Thursday, December 13, 2012
I can see now that when I decided to drink Listerine it was actually a twisted act of self preservation. As I walked out of the convenient store empty handed that night the thought did occur to me maybe I will go downtown and drink... or maybe I can find a bar around my house. I decided against it because I was afraid to. I knew the types of situations I got into when I was drunk and unchaperoned in public.
I didn't feel like waking up in a strangers bed. I didn't feel like getting arrested for public intoxication or DWI. I didn't want to get into a wreck. I didn't want to get raped. I didn't want to end up spending the next several days missing and on a binge with strangers. I just wanted to go home, where I would be safe, and feel release from the intolerable consciousness of reality. I wanted to be the one in control. The only harm I wanted to experience would be at my own had.

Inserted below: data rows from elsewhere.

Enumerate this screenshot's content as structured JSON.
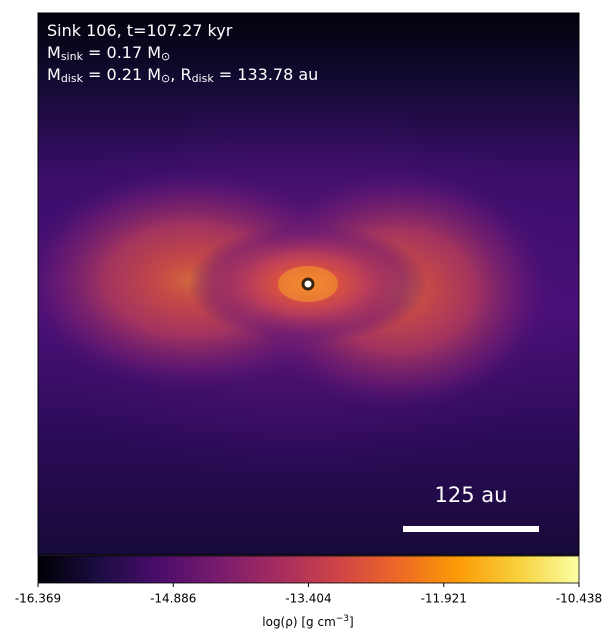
{
  "chart_data": {
    "type": "image",
    "annotations": [
      [
        "Sink 106, t=107.27 kyr"
      ],
      [
        "M",
        "sink",
        " = 0.17 M",
        "⊙"
      ],
      [
        "M",
        "disk",
        " = 0.21 M",
        "⊙",
        ", R",
        "disk",
        " = 133.78 au"
      ]
    ],
    "scale_bar_label": "125 au",
    "colorbar": {
      "label": [
        "log(ρ) [g cm",
        "−3",
        "]"
      ],
      "lim": [
        -16.369,
        -10.438
      ],
      "ticks": [
        -16.369,
        -14.886,
        -13.404,
        -11.921,
        -10.438
      ],
      "colormap": "inferno"
    }
  }
}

Of course things still did not go quite the way I had planned that night. Once I start drinking things rarely ever do. I did end up in the hospital the next day but overall the biggest threat to my safety that night was me.
The world is poised and waiting to pounce on straggling young women roaming around in the dark. That night I decided that I didn't want to be ripped into pieces again.
Note: This is the second post in a row related to my last hospital visit & relapse. I'm coming up on a year in serious recovery so I have been reflecting a lot on where I was, how I have changed and what areas I would like to improve.